"I love your car", steht auf dem blauen T-Shirt, das Gero Graf (34) über Hemd und Pulli gestreift hat. Auf der Brust prankt die pinkfarbene Silhouette einer kleinen Limousine. "Sieht das albern aus?", fragt Graf den Fotografen und zupft am Kragen. Ob albern oder nicht, das knallige Motiv erregt Aufmerksamkeit. Es ist das Logo von Drivy, einer Start-up-Firma aus Frankreich, die gerade nach Deutschland expandiert. Graf ist für die Internationalisierung zuständig und hat Drivy erst in Berlin und nun auch in Hamburg eingeführt. "Nach zwei Tagen hatten wir bereits 28 Anbieter in der Hansestadt am Start", freut sich Graf. In Berlin sind es seit Jahresbeginn schon mehr als 100 Nutzer, die ihren Privatwagen an andere Autofahrer vermieten. Wie erfolgreich die Idee werden kann, zeigt ein Blick in Drivys Heimat Frankreich.
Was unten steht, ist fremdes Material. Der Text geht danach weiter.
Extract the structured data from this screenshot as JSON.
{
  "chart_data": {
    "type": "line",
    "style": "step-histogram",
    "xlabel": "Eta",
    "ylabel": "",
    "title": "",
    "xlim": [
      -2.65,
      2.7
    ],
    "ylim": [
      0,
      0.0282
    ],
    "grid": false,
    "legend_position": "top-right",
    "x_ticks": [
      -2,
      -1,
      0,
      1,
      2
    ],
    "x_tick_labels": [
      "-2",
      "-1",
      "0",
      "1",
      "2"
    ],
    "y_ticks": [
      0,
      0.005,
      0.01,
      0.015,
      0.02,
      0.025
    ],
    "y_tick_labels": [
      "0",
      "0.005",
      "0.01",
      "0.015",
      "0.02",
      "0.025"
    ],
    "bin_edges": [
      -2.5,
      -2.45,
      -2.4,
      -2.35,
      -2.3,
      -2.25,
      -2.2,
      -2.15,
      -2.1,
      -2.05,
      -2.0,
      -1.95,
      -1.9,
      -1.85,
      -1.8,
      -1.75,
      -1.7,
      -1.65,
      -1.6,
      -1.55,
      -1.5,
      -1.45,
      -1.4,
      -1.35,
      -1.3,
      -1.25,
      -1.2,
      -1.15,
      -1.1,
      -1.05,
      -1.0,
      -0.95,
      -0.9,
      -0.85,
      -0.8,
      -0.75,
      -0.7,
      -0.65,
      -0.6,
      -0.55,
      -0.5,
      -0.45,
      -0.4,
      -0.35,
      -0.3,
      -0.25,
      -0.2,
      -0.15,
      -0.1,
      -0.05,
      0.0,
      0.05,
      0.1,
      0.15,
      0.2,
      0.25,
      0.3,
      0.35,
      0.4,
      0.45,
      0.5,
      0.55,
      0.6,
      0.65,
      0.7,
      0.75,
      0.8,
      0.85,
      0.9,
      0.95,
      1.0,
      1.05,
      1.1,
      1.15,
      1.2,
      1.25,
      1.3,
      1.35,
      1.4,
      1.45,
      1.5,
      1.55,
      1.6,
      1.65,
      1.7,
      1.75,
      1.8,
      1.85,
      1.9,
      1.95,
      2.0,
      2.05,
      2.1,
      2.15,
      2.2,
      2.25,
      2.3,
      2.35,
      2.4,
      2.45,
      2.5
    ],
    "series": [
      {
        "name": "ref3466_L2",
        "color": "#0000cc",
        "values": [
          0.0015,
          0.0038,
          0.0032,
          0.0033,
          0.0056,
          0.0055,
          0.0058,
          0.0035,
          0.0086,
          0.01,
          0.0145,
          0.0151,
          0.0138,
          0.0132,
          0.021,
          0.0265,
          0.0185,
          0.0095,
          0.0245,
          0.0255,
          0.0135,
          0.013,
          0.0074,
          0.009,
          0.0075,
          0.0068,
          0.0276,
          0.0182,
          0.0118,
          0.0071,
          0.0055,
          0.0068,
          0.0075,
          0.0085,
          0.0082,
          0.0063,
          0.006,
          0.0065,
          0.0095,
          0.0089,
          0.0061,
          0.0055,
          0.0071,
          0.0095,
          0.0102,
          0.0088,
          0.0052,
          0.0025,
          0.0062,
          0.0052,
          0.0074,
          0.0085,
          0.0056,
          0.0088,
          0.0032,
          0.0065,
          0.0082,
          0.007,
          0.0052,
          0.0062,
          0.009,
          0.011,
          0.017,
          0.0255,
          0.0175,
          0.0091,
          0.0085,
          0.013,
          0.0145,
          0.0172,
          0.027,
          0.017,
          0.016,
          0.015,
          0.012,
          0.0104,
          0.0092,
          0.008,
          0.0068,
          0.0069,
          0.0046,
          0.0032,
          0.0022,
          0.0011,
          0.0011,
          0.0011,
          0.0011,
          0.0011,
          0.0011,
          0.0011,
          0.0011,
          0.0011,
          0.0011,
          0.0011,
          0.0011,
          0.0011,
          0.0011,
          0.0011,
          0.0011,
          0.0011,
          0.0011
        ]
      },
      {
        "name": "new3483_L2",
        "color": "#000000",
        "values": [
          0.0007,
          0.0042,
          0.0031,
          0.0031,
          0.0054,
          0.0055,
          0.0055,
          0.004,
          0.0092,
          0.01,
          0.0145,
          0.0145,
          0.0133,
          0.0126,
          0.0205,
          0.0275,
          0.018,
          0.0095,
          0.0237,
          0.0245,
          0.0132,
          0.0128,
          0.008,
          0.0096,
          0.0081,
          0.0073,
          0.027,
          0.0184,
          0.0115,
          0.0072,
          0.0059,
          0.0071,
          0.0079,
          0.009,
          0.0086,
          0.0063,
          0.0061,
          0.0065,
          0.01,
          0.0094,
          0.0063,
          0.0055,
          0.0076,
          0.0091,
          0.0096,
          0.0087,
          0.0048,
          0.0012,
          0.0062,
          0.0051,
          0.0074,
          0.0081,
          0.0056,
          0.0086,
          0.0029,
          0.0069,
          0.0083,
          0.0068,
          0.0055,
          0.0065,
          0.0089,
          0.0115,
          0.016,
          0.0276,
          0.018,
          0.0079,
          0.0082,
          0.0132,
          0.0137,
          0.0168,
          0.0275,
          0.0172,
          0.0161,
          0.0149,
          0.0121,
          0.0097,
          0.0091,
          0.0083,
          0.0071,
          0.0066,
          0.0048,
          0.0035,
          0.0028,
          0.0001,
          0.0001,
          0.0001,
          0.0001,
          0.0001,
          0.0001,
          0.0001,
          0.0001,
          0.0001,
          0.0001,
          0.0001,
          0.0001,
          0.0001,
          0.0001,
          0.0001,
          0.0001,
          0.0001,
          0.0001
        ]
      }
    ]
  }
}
Dort sind rund 450.000 Mitglieder registriert, die sich 20.000 Autos teilen. Bislang wurden eine halbe Million Anmiettage registriert. Kein Wunder also, dass Graf große Hoffnungen in die Autonation Deutschland setzt. Und nicht nur er: Zwei Risikokapitalgeber haben bislang 8,2 Millionen Euro in Drivy investiert – Nachschlag nicht ausgeschlossen.
Im Überblick: Alles zum Thema Carsharing
Drivy
Privatwagen stehen im Schnitt 23 Stunden am Tag ungenutzt rum. Das möchte Drivy ändern.
Dabei ist die Idee nicht neu. Firmen wie Tamyca und Autonetzer versuchen schon seit Jahren, Privat-Carsharing populär zu machen. Der Durchbruch lässt auf sich warten. Aus der freakigen Sharing-Ecke der urbanen Vordenker hat es bislang noch keiner geschafft. Das soll sich jetzt ändern. Darum vermeidet Graf auch das Wort Carsharing und spricht lieber von privater Autovermietung. "Der beste Autovermieter ist der, der direkt um die Ecke wohnt und dir dein Auto leiht", erklärt Graf das Drivy-Prinzip. Er selbst teilt sich in Berlin regelmäßig einen Hyundai i30 mit einem Drivy-Mitglied und testet die Funktionalität von Smartphone-App und Webseite. Per Kartenansicht können Drivy-Mitglieder auf ihrem Handy ein Auto in ihrer Nähe finden und auch buchen. Kontaktaufnahme und Bezahlung lassen sich komplett über das mobile Telefon abwickeln. Wer besondere Autos wie Cabrios, Klassiker oder Transporter sucht, findet entsprechende Angebote in einer Listenansicht.
Ob Audi TT, Tesla, Mercedes-Oldtimer oder Kastenwagen, das Drivy-Angebot zeigt bereits kurz nach dem Start eine große Modellvielfalt. Wichtiger Baustein ist für Graf die Zusammenarbeit mit der Allianz. Sie bietet einen maßgeschneiderten Versicherungsschutz an, bei dem die Selbstbeteiligung 150 oder 800 Euro beträgt. Auch Haftplicht, Pannen- und Abschleppdienst sind inklusive, sodass für Vermieter und Mieter bei Unfällen keinerlei Nachteile entstehen. Graf gibt Gas und will als nächste Stadt München, danach wahrscheinlich Köln für Drivy erobern. "Für einige Vermieter wird Drivy auch dadurch interessant, weil sie sich erst so überhaupt ein eigenes Auto leisten können", sagt der Mann mit dem Viertagebart, der Politik studiert hat, einen Job im Auswärtigen Amt anstrebte, um dann bei Google Karriere zu machen. Nun steckt er seinen jugendlichen Drive in Drivy und sagt Sätze wie: "Es geht nicht ums Geldverdienen, sondern ums Senken der Autokosten." Dafür will er mit Drivy die perfekte Plattform bieten. Sie soll die Effizienz der Autonutzung steigern. "Ich mag Autos besonders dann, wenn sie optimal eingesetzt werden", sagt Graf. Und das klingt wirklich alles andere als albern.

Fazit

von

AUTO BILD
Mit seinem professionellen Anspruch kann es Drivy schaffen, eine ähnliche Erfolgsgeschichte hinzulegen wie der Hotelkonkurrent Airbnb. Teilen und Nutzen statt Besitzen liegt im Trend. Für Großstädte hat das Konzept viel Charme und Zukunftspotenzial.